Your makeup air unit (MAU) is one of the most important — and most neglected — pieces of equipment on your roof. When it stops working, the problems show up everywhere: the kitchen is freezing in winter, doors are impossible to open, pilot lights blow out, and your gas bill doubles. Most restaurant owners don't even know they have one.
What Does a Makeup Air Unit Do?
Your kitchen exhaust hood pulls thousands of cubic feet of air out of the building every minute. That air has to come from somewhere. The MAU is designed to replace about 80% of the exhausted air with tempered (heated or cooled) outside air, delivered directly into the kitchen.
Without the MAU, your building goes under severe negative pressure. The exhaust is still pulling air out, so the building sucks in raw outside air through every crack, door, window, and gap. In January in New Jersey, that's 35°F air pouring in. In August, it's 95°F humid air.
Your building HVAC — the furnace in winter, the AC in summer — has to condition all of that infiltrating air. That's energy you're paying for that the MAU should be handling.
Signs Your MAU Isn't Working
- Kitchen is freezing in winter even though the heat is running
- Front door is extremely hard to open (severe negative pressure pulling it shut)

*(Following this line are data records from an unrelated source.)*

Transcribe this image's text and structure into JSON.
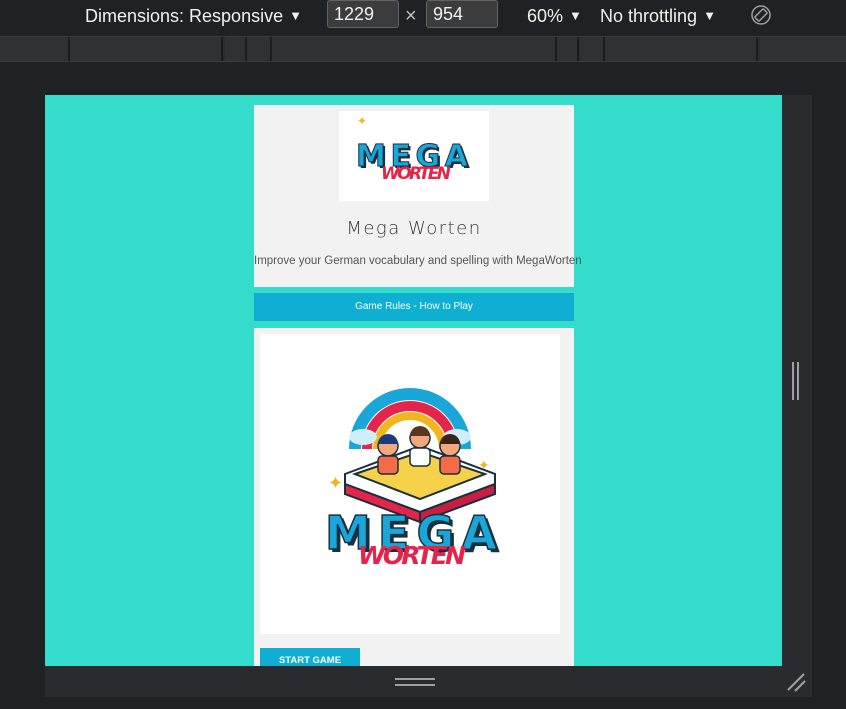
{
  "toolbar": {
    "dimensions_label": "Dimensions: Responsive",
    "width_value": "1229",
    "times": "×",
    "height_value": "954",
    "zoom_label": "60%",
    "throttling_label": "No throttling",
    "caret": "▼",
    "rotate_icon": "rotate-icon"
  },
  "page": {
    "logo_line1": "MEGA",
    "logo_line2": "WORTEN",
    "title": "Mega Worten",
    "subtitle": "Improve your German vocabulary and spelling with MegaWorten",
    "rules_button": "Game Rules - How to Play",
    "start_button": "START GAME"
  },
  "colors": {
    "viewport_bg": "#33dccb",
    "button_bg": "#0fafd4",
    "logo_blue": "#1aa6d8",
    "logo_red": "#e4244b"
  }
}
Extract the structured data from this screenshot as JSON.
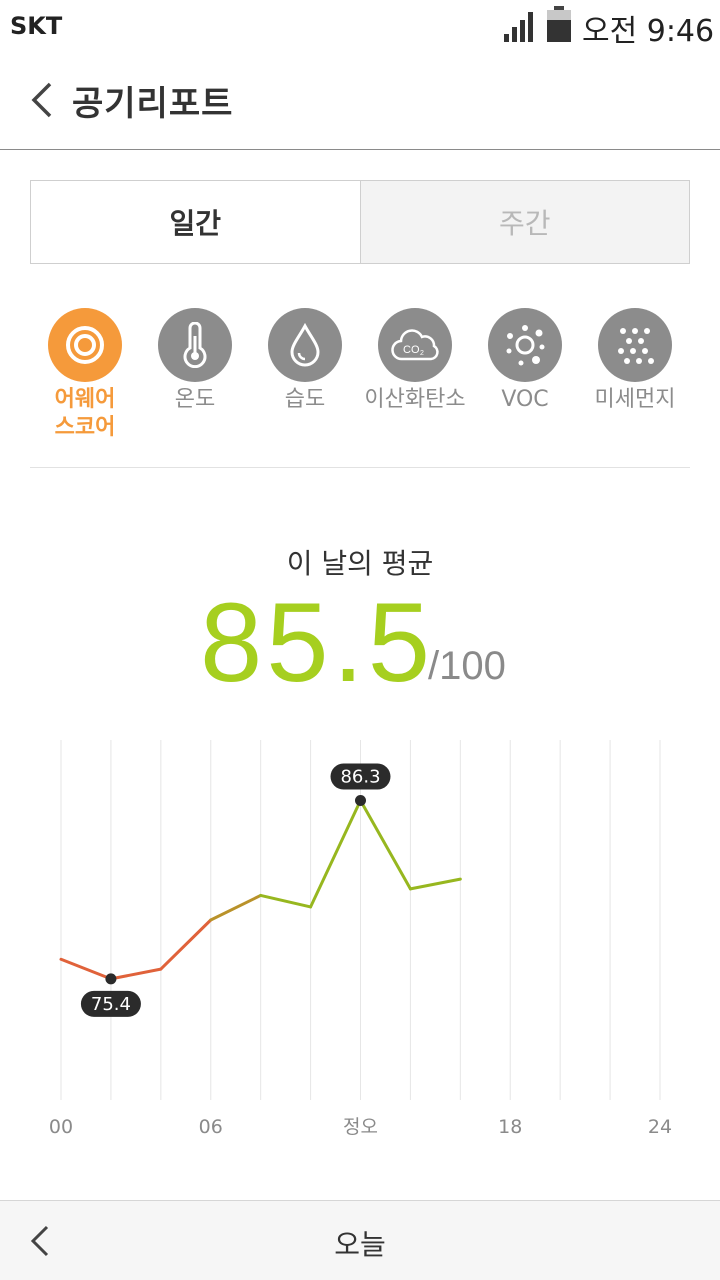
{
  "status_bar": {
    "carrier": "SKT",
    "time": "오전 9:46"
  },
  "header": {
    "title": "공기리포트",
    "back_icon": "chevron-left-icon"
  },
  "tabs": [
    {
      "label": "일간",
      "selected": true
    },
    {
      "label": "주간",
      "selected": false
    }
  ],
  "metrics": [
    {
      "label": "어웨어\n스코어",
      "icon": "target-ring-icon",
      "selected": true
    },
    {
      "label": "온도",
      "icon": "thermometer-icon",
      "selected": false
    },
    {
      "label": "습도",
      "icon": "water-drop-icon",
      "selected": false
    },
    {
      "label": "이산화탄소",
      "icon": "co2-cloud-icon",
      "selected": false
    },
    {
      "label": "VOC",
      "icon": "voc-molecules-icon",
      "selected": false
    },
    {
      "label": "미세먼지",
      "icon": "dust-dots-icon",
      "selected": false
    }
  ],
  "average": {
    "label": "이 날의 평균",
    "value": "85.5",
    "max": "/100"
  },
  "colors": {
    "accent": "#f59a3b",
    "score_green": "#a6cf1f",
    "line_low": "#e0623a",
    "line_high": "#97b71f",
    "icon_gray": "#8c8c8c"
  },
  "chart_data": {
    "type": "line",
    "x_tick_labels": [
      "00",
      "06",
      "정오",
      "18",
      "24"
    ],
    "x_ticks": [
      0,
      6,
      12,
      18,
      24
    ],
    "xlim": [
      0,
      24
    ],
    "ylim": [
      68,
      90
    ],
    "series": [
      {
        "x": [
          0,
          2,
          4,
          6,
          8,
          10,
          12,
          14,
          16
        ],
        "values": [
          76.6,
          75.4,
          76.0,
          79.0,
          80.5,
          79.8,
          86.3,
          80.9,
          81.5
        ]
      }
    ],
    "annotations": [
      {
        "x": 2,
        "value": 75.4,
        "label": "75.4",
        "position": "below"
      },
      {
        "x": 12,
        "value": 86.3,
        "label": "86.3",
        "position": "above"
      }
    ],
    "grid": true
  },
  "bottom_bar": {
    "label": "오늘",
    "back_icon": "chevron-left-icon"
  }
}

- Pilot lights on gas equipment blow out randomly
- Whistling sounds from doors, windows, or gaps
- Energy bills significantly higher than similar restaurants
- Kitchen is uncomfortable — staff complaining about temperature
- Hood capture is poor — smoke escaping even though the exhaust fan is running
Common MAU Problems
Burner Not Igniting Gas-fired MAUs heat the incoming air with a burner section. If the burner fails, the unit blows cold outside air directly into the kitchen — or the safety controls shut the unit off entirely. Common causes: failed igniter, gas valve issue, flame sensor dirty, or gas supply interrupted.
Frozen Coils In cold weather, condensation freezes on the coils and blocks airflow. The MAU either stops moving air or moves it at drastically reduced volume. Usually caused by a failed defrost cycle or a refrigerant issue on units with cooling capability.
Belt or Motor Failure Same as exhaust fans — MAU supply fans use belts and motors that wear out. When the belt breaks, no air moves. When the motor fails, same result.
Filter Clogged MAU intake filters get clogged with dirt, pollen, and debris. A severely clogged filter starves the unit for air, reducing supply volume drastically. This is the easiest fix — change the filter. Most MAUs need filter changes every 1-3 months.
Controls Failure The MAU's control board, thermostat, or interlock with the exhaust system fails. The unit either won't turn on, won't modulate properly, or doesn't sync with the exhaust hood.
What It Costs You When the MAU Is Down
For a typical 10-foot hood exhausting 2,750 CFM, the MAU is designed to supply about 2,200 CFM of tempered air. When the MAU is completely down:
- 2,200 CFM of raw outside air infiltrates through doors and gaps
- Heating waste (winter): approximately $4,200/year in extra gas
- Cooling waste (summer): approximately $1,060/year in extra electricity
- Total: over $5,200/year in wasted energy — on top of the repair cost
The MAU repair is a fraction of the annual energy waste. The math is clear — contact us for a quote.
What to Check Before You Call
1. Filters — pull them out and check. If they're solid gray/brown, replace them.
2. Breaker — check the electrical panel for a tripped breaker.
3. Gas supply — is the gas valve open? Did someone shut it off?
4. Interlock — many MAUs are interlocked with the exhaust fan. If the exhaust fan is off, the MAU won't run.
5. Thermostat — check the setting. It may have been changed or malfunctioned.